Adding a bool column; tracking untouched vs. false

best practicesdatabase-designdatatypes

[backstory] I have a simple database of our current Widget inventory. It averages just dozen columns across five or six tables, but has a huge number of records already.

Some Widgets came with caps, some did not, but we've actually never kept track before. Now management wants users to be able to keep track of whether each individual Widget arrives with a cap or not. We will not be doing an inventory to check our current stock, but when I add the new column for "Arrived Capped," there will be no data on everything received before today. What is the usual, best-practices approach to scenarios like this?

When adding a string column, the meaning of "" is obvious; no data has been entered. But I'm adding a bool, thus existing records will default to a value that does indicate something: FALSE.

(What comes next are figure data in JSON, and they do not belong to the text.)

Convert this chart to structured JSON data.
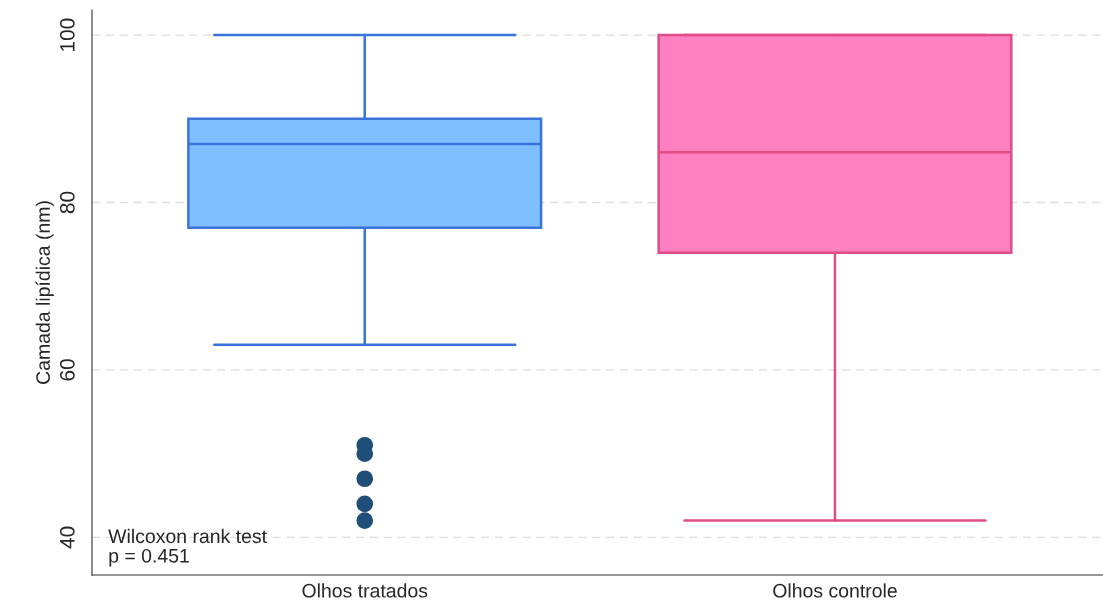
{
  "chart_data": {
    "type": "box",
    "ylabel": "Camada lipídica (nm)",
    "categories": [
      "Olhos tratados",
      "Olhos controle"
    ],
    "boxes": [
      {
        "low": 63,
        "q1": 77,
        "median": 87,
        "q3": 90,
        "high": 100,
        "outliers": [
          51,
          50,
          47,
          44,
          42
        ]
      },
      {
        "low": 42,
        "q1": 74,
        "median": 86,
        "q3": 100,
        "high": 100
      }
    ],
    "colors": [
      "#80bfff",
      "#ff80c0"
    ],
    "ylim": [
      35.5,
      103
    ],
    "yticks": [
      40,
      60,
      80,
      100
    ],
    "grid": "y",
    "annotations": [
      "Wilcoxon rank test\np = 0.451"
    ]
  }
}
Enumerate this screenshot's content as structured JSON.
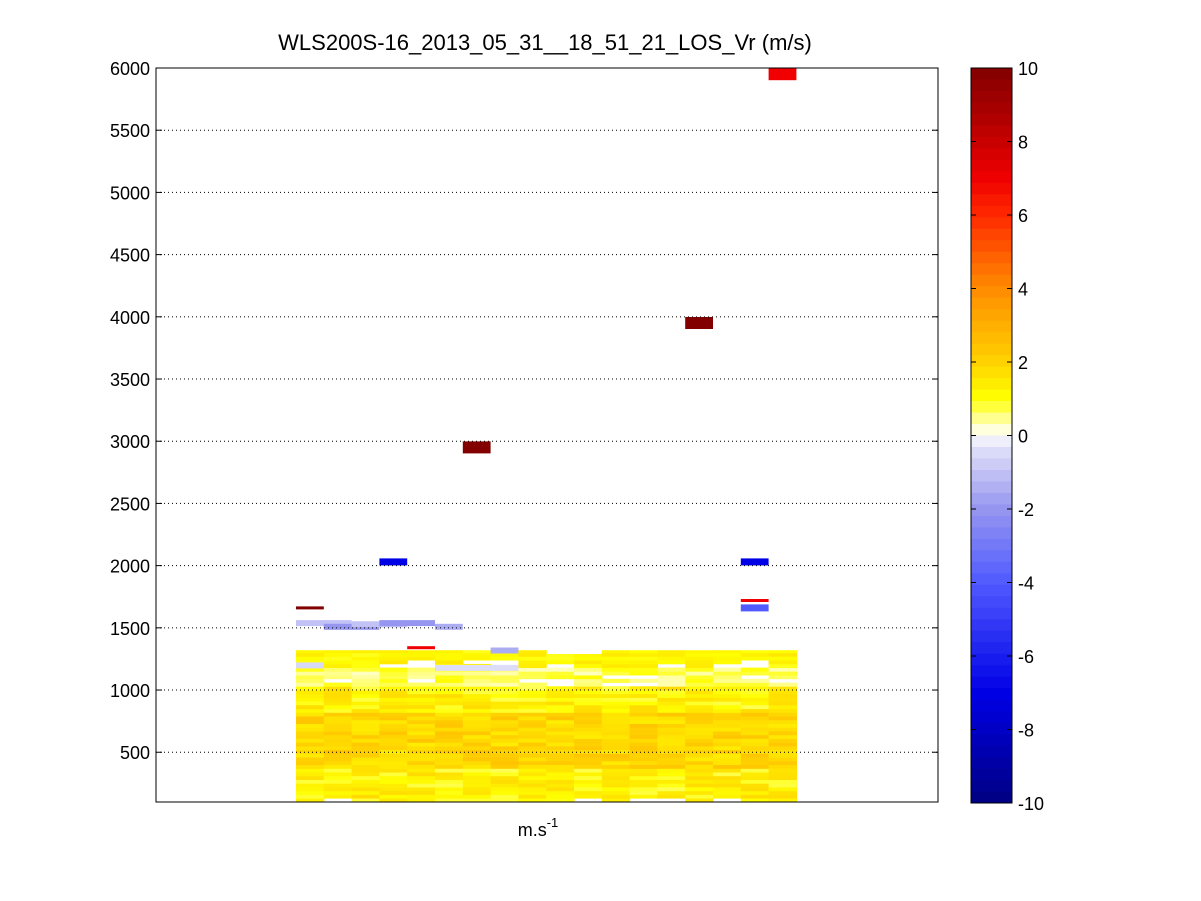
{
  "chart_data": {
    "type": "heatmap",
    "title": "WLS200S-16_2013_05_31__18_51_21_LOS_Vr (m/s)",
    "xlabel": "m.s-1",
    "xlabel_base": "m.s",
    "xlabel_sup": "-1",
    "ylabel": "",
    "ylim": [
      100,
      6000
    ],
    "yticks": [
      500,
      1000,
      1500,
      2000,
      2500,
      3000,
      3500,
      4000,
      4500,
      5000,
      5500,
      6000
    ],
    "ytick_labels": [
      "500",
      "1000",
      "1500",
      "2000",
      "2500",
      "3000",
      "3500",
      "4000",
      "4500",
      "5000",
      "5500",
      "6000"
    ],
    "grid": "y-dotted",
    "columns": 18,
    "colorbar": {
      "range": [
        -10,
        10
      ],
      "ticks": [
        10,
        8,
        6,
        4,
        2,
        0,
        -2,
        -4,
        -6,
        -8,
        -10
      ],
      "tick_labels": [
        "10",
        "8",
        "6",
        "4",
        "2",
        "0",
        "-2",
        "-4",
        "-6",
        "-8",
        "-10"
      ],
      "colormap": "blue-white-yellow-red"
    },
    "isolated_cells": [
      {
        "column": 0,
        "altitude": 1660,
        "value": 10
      },
      {
        "column": 3,
        "altitude": 2030,
        "value": -7
      },
      {
        "column": 4,
        "altitude": 1340,
        "value": 7
      },
      {
        "column": 6,
        "altitude": 2950,
        "value": 10
      },
      {
        "column": 14,
        "altitude": 3950,
        "value": 10
      },
      {
        "column": 16,
        "altitude": 2030,
        "value": -7
      },
      {
        "column": 16,
        "altitude": 1720,
        "value": 7
      },
      {
        "column": 16,
        "altitude": 1660,
        "value": -4
      },
      {
        "column": 17,
        "altitude": 5950,
        "value": 7
      }
    ],
    "faint_layer": [
      {
        "columns": [
          0,
          1
        ],
        "altitude": 1530,
        "value": -1
      },
      {
        "columns": [
          1,
          2
        ],
        "altitude": 1500,
        "value": -2
      },
      {
        "columns": [
          2,
          3
        ],
        "altitude": 1520,
        "value": -1
      },
      {
        "columns": [
          3,
          4
        ],
        "altitude": 1530,
        "value": -2
      },
      {
        "columns": [
          5,
          5
        ],
        "altitude": 1500,
        "value": -1.5
      },
      {
        "columns": [
          7,
          7
        ],
        "altitude": 1310,
        "value": -1.5
      },
      {
        "columns": [
          0,
          0
        ],
        "altitude": 1190,
        "value": -0.5
      },
      {
        "columns": [
          5,
          7
        ],
        "altitude": 1170,
        "value": -0.4
      }
    ],
    "boundary_layer": {
      "altitude_range": [
        100,
        1320
      ],
      "values_range": [
        0.5,
        2.5
      ],
      "description_values": "mostly 1 to 2.5 m/s"
    }
  }
}
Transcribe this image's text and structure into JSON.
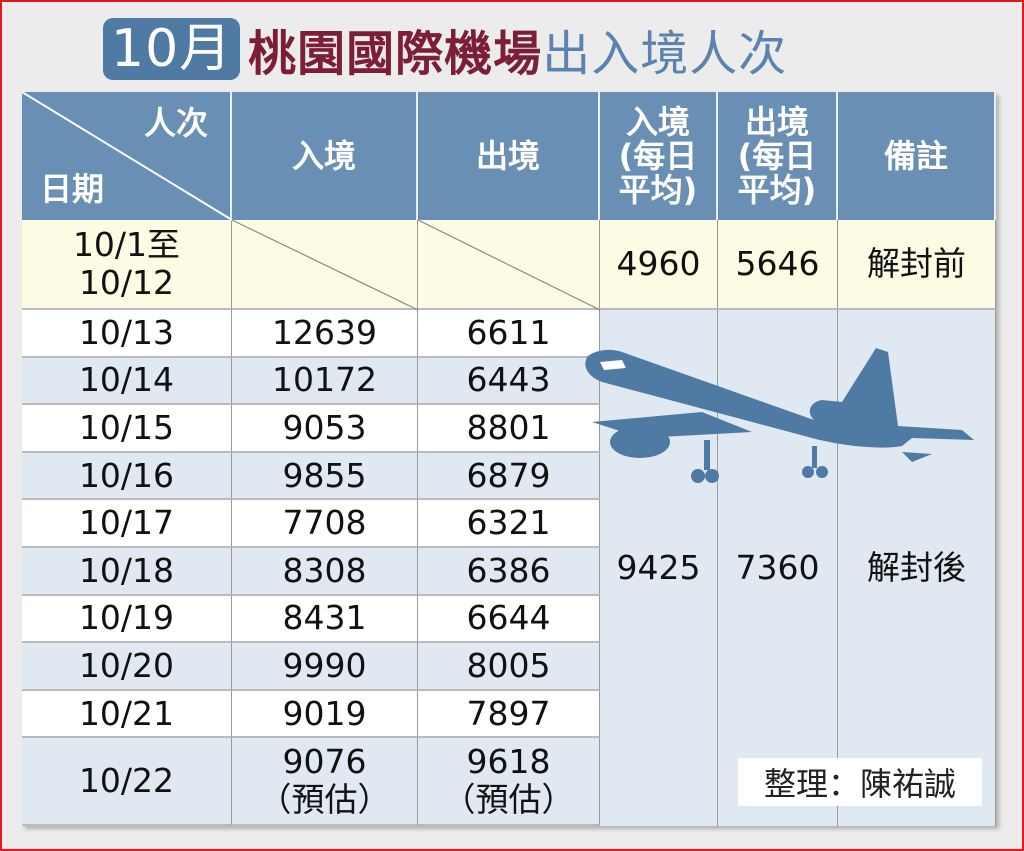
{
  "title": {
    "month": "10月",
    "airport": "桃園國際機場",
    "subject": "出入境人次"
  },
  "colors": {
    "header": "#6a8fb5",
    "title_month_bg": "#4f7aa3",
    "title_airport": "#7b1e36",
    "title_subject": "#5b83ad",
    "pre_row": "#fdfbe4",
    "alt_row": "#e0e8f1",
    "plane": "#4f7aa3",
    "border": "#e8141e"
  },
  "chart_data": {
    "type": "table",
    "corner": {
      "top": "人次",
      "bottom": "日期"
    },
    "columns": [
      "入境",
      "出境",
      "入境\n(每日\n平均)",
      "出境\n(每日\n平均)",
      "備註"
    ],
    "pre_period": {
      "date": "10/1至\n10/12",
      "avg_in": "4960",
      "avg_out": "5646",
      "note": "解封前"
    },
    "rows": [
      {
        "date": "10/13",
        "in": "12639",
        "out": "6611"
      },
      {
        "date": "10/14",
        "in": "10172",
        "out": "6443"
      },
      {
        "date": "10/15",
        "in": "9053",
        "out": "8801"
      },
      {
        "date": "10/16",
        "in": "9855",
        "out": "6879"
      },
      {
        "date": "10/17",
        "in": "7708",
        "out": "6321"
      },
      {
        "date": "10/18",
        "in": "8308",
        "out": "6386"
      },
      {
        "date": "10/19",
        "in": "8431",
        "out": "6644"
      },
      {
        "date": "10/20",
        "in": "9990",
        "out": "8005"
      },
      {
        "date": "10/21",
        "in": "9019",
        "out": "7897"
      },
      {
        "date": "10/22",
        "in": "9076\n（預估）",
        "out": "9618\n（預估）"
      }
    ],
    "post_period": {
      "avg_in": "9425",
      "avg_out": "7360",
      "note": "解封後"
    }
  },
  "credit": "整理：陳祐誠",
  "icons": {
    "illustration": "airplane-icon"
  }
}
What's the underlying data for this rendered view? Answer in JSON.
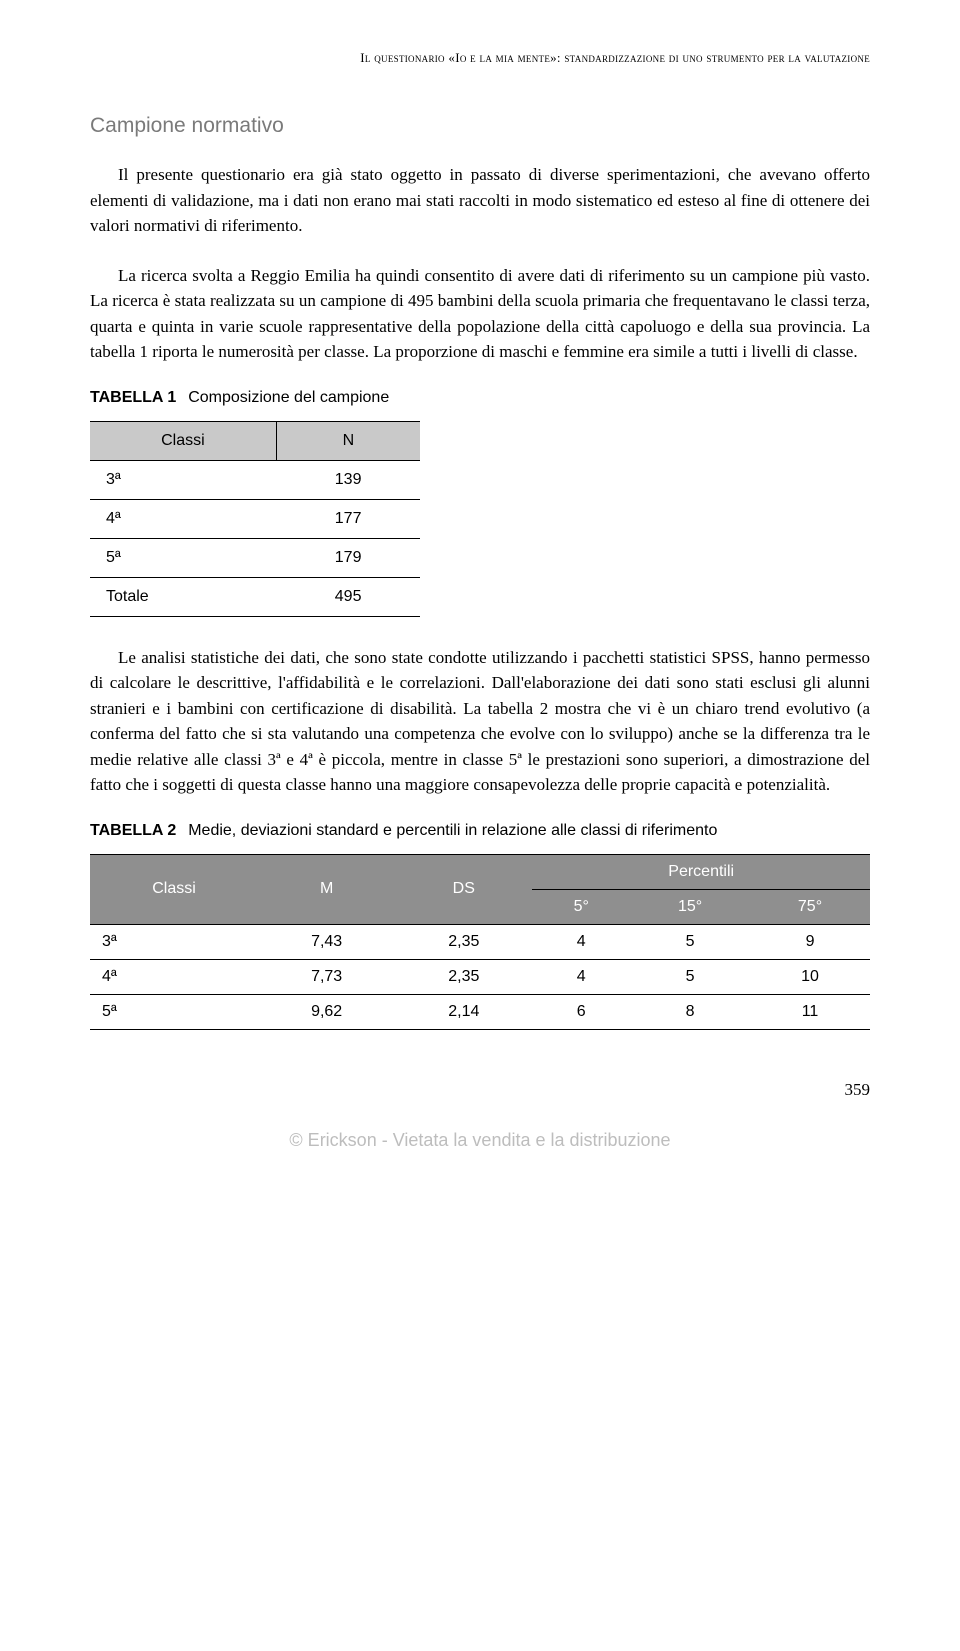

My first thought was to make the user portal have, rather than a checkbox, a radio button pair for this question. Upon creating a new record, or even returning to old records with false-falses, if they click Yes or No, that value is recorded, plus another bool indicates this question was actually answered manually. That is; if the first bool is F, but the second bool is T, then the first bool is not a 'default false'.

Their hand-waving solution was to have records dated before today displayed as "unknown" (this was nixed as existing records could not then manually be given a user-verified value of false). Should I use a faux-bool int and think of it in trinary? Or, back to using a separate tracking bit/bool, should I make a new table for that sort of data? Is this a common concept? Any naming conventions?

Best Answer

In most DBMSs, or at least the ones I have dealt with, a Bool is really a trinary. You have 1, 0 and NULL. NULL is specifically there for "I haven't entered any data yet." Depending on how you code it your checkbox should default to unchecked for 0 or NULL. Then 1 for checked of course. However in your reporting you can actually differentiate between rows where someone has looked at it and entered a value (1 or 0) and rows where no one has updated it yet (rows where the value is NULL).